Neither the American Secret Service nor their Chinese equivalent escapes Vittachi's scrutiny nor wit. The congested streets of Shanghai come alive under the author's pen. So, too, does a remarkably grisly meal intended to be served to the patrons of This Is Living, a meal which has forever turned me off the idea of visiting restaurants where one selects the fish one will devour from an aquarium.
                                              THE FENG SHUI DETECTIVE'S CASEBOOK
                                                                     by Nury Vittachi
                                                                              298 pages
                                                                    ISBN 1741147808
                                                                        Allen & Unwin
                                                                   December 1 2006
                                                                               $22.95
                                                         reviewed by Denise Pickles
                                                                    November 27 2006

Nury Vittachi has brought together a true odd couple with his invention of CF Wong, geomancer, and his British Australian assistant Joyce McQuinnie. While the pair comprise a superb investigative team when it comes to the cases they encounter, it might fairly be said that to each, the other is an impenetrable mystery.

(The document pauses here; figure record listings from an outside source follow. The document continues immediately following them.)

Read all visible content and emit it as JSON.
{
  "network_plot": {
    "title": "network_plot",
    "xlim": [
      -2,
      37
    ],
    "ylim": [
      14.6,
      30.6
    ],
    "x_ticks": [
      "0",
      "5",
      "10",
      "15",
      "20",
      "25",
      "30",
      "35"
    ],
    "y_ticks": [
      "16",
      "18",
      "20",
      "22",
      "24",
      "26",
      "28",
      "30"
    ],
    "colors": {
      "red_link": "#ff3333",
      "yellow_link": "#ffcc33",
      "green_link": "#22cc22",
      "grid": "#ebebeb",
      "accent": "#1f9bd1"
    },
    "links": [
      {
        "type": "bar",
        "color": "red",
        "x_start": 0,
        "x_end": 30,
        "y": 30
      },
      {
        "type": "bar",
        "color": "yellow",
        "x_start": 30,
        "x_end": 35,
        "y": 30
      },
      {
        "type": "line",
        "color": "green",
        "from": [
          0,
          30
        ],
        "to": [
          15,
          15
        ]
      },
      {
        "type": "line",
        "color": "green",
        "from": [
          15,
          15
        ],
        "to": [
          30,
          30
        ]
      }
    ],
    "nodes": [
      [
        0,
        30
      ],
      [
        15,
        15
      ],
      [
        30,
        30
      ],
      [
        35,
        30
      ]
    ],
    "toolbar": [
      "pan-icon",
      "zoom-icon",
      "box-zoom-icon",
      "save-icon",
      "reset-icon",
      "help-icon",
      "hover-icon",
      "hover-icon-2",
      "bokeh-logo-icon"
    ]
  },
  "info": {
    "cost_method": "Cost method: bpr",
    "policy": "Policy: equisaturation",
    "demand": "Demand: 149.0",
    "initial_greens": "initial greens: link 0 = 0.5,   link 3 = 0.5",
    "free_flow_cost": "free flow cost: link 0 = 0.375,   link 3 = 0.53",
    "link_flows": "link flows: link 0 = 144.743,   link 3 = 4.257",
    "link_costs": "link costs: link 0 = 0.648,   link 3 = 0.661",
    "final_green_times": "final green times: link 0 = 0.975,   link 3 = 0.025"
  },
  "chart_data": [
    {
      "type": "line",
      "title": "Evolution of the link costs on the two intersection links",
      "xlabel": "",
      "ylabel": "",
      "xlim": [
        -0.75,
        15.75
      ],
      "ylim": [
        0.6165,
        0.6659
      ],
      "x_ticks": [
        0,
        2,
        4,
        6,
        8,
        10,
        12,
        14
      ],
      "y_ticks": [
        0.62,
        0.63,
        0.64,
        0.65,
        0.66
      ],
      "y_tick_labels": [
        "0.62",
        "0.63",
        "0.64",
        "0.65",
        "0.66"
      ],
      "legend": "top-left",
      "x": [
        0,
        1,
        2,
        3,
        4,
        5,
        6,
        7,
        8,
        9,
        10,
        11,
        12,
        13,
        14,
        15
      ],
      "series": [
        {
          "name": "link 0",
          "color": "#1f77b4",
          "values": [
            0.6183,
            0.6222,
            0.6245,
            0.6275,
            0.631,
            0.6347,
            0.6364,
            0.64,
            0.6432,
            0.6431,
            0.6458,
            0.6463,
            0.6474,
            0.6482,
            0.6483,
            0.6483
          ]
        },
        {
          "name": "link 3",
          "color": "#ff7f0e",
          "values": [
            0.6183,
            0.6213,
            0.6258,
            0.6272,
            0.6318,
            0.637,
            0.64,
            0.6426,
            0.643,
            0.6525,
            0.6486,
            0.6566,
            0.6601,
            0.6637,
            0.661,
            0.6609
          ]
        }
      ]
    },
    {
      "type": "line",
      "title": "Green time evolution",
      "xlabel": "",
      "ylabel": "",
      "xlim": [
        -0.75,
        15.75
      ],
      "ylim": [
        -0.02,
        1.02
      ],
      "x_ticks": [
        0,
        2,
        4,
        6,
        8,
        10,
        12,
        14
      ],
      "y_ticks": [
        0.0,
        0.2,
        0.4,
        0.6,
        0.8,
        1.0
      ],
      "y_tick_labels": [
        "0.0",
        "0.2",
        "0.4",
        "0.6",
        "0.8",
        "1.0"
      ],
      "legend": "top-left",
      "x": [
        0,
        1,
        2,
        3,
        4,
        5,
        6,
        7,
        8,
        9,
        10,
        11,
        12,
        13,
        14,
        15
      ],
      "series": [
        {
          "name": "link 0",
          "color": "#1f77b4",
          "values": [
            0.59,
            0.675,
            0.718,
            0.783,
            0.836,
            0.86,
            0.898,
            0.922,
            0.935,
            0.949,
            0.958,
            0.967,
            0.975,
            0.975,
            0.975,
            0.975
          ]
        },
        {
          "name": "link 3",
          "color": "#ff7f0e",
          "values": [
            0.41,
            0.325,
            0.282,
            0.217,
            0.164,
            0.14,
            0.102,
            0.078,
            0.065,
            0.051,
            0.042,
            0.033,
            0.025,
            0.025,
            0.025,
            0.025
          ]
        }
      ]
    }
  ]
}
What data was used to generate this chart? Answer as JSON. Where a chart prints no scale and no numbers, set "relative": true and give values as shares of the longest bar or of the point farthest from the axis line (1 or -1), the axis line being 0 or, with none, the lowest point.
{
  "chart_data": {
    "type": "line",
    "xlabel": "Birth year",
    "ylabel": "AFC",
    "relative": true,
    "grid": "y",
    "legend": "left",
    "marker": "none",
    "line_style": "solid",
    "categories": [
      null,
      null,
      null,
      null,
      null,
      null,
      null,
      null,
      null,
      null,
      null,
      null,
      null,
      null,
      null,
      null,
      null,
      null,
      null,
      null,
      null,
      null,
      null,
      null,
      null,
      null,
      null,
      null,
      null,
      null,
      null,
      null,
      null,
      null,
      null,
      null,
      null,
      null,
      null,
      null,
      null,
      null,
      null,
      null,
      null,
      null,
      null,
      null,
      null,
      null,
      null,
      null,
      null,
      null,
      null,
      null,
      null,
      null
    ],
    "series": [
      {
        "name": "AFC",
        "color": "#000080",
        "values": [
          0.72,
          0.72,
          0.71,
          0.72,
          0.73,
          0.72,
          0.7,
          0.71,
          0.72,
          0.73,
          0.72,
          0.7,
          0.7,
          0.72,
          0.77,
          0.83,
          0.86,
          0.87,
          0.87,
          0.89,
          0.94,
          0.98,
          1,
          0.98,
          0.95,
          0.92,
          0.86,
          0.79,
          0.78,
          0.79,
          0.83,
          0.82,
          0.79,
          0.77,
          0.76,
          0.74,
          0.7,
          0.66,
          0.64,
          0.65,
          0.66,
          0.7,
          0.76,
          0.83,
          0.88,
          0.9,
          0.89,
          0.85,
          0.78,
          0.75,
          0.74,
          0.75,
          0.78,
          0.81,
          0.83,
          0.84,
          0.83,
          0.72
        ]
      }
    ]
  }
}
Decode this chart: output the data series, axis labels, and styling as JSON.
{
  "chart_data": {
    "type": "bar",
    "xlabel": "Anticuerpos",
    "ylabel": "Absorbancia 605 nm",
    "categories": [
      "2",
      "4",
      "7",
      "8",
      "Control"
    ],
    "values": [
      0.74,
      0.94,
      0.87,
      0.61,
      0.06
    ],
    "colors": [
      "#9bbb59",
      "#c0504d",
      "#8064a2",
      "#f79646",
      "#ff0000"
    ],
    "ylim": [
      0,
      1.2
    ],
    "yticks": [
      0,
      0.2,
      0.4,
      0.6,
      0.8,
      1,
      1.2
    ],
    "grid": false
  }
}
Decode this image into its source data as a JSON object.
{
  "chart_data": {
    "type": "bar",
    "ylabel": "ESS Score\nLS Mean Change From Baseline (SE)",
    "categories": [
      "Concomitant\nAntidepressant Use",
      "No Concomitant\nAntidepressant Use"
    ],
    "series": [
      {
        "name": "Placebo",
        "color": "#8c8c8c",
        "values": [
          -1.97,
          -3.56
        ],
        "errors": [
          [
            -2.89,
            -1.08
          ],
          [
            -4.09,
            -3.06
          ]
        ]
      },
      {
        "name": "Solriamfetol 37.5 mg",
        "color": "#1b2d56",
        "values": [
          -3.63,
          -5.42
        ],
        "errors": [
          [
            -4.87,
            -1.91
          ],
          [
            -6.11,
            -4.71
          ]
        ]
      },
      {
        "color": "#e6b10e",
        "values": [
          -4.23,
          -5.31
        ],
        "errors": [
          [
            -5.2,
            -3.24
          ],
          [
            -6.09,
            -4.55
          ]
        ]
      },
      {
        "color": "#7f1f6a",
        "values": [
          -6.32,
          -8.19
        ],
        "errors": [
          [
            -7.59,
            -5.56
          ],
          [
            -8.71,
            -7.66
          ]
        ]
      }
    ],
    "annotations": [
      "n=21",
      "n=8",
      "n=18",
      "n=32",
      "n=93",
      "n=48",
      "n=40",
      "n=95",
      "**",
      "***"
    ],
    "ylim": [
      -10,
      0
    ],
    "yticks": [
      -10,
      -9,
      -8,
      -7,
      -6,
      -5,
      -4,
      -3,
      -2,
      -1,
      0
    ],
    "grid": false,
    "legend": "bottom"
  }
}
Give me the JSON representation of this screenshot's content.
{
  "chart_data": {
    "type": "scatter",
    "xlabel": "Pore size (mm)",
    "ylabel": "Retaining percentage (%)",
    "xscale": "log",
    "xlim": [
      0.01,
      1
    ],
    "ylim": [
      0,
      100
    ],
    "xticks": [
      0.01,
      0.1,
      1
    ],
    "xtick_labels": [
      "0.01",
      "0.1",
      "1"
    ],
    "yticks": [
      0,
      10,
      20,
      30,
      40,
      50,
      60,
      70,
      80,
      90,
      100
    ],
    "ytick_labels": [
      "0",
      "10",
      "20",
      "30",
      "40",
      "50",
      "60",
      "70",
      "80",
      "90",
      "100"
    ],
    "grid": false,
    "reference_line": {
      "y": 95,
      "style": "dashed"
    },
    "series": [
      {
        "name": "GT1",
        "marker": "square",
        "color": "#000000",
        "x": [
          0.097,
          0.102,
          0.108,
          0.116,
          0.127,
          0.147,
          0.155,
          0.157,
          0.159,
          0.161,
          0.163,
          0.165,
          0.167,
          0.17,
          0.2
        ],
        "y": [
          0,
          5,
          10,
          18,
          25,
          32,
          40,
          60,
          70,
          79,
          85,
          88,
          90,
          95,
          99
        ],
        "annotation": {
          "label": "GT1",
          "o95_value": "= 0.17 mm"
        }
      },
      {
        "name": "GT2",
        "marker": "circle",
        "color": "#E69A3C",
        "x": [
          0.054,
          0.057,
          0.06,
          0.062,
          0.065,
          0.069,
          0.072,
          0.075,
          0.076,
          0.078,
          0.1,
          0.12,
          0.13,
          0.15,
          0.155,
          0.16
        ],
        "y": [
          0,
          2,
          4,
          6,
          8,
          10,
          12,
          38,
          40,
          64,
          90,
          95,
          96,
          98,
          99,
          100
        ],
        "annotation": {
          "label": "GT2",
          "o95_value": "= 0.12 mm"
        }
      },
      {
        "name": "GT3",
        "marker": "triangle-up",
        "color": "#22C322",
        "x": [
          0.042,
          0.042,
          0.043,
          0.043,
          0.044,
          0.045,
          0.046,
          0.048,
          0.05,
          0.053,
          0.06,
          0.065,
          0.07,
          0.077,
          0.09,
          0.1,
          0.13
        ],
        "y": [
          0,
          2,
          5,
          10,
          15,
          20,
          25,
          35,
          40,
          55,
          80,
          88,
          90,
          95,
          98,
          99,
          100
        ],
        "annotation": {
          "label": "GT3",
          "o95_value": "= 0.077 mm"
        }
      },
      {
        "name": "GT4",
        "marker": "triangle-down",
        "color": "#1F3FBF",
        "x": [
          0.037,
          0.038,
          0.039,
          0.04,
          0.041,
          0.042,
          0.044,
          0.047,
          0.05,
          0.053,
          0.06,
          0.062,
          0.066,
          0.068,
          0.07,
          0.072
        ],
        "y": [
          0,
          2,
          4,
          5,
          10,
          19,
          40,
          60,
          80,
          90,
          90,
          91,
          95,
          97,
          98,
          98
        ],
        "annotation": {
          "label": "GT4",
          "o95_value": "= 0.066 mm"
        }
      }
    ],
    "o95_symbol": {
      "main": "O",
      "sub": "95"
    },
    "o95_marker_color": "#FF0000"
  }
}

 THE FENG SHUI DETECTIVE'S CASEBOOK is an anthology of stories ranging through various countries including Singapore, where the geomancer is based, Australia, India, Thailand and the Phillipines. The creatures they encounter are more than a little exotic, including, as they do, a tiger, some expensive fish (live ones, not to be cooked -- unless you are Joyce and may need to do so in order to survive) film stars, journalists, school students and kidnappers. In comparison, feng shui practitioners, their Indian counterparts and Chinese fortunetellers seem positively pedestrian.

CF Wong is to be pitied. While he would dearly love to be left in peace in order to pen his SOME GLEANINGS OF ORIENTAL WISDOM, he must, perforce, work at his profession of ensuring his clients take advantage of the best feng shui available to them.  His avaricious heart, nonetheless, perceives the necessity of traditional work in order earn an inflated income. If he is fortunate, it is possible he can set Joyce onto working jobs that Wong finds distasteful. Joyce is resourceful, to the extent that in order to please her boss, some minor illegalities (such as housebreaking) may be employed.

Vittachi invariably displays wonderful humour spiced with gentle satire. His mysteries are well plotted, in addition to being very entertaining. While he impressed with his later full length work THE SHANGHAI UNION OF INDUSTRIAL MYSTICS, he shows himself to be a master of the short story form.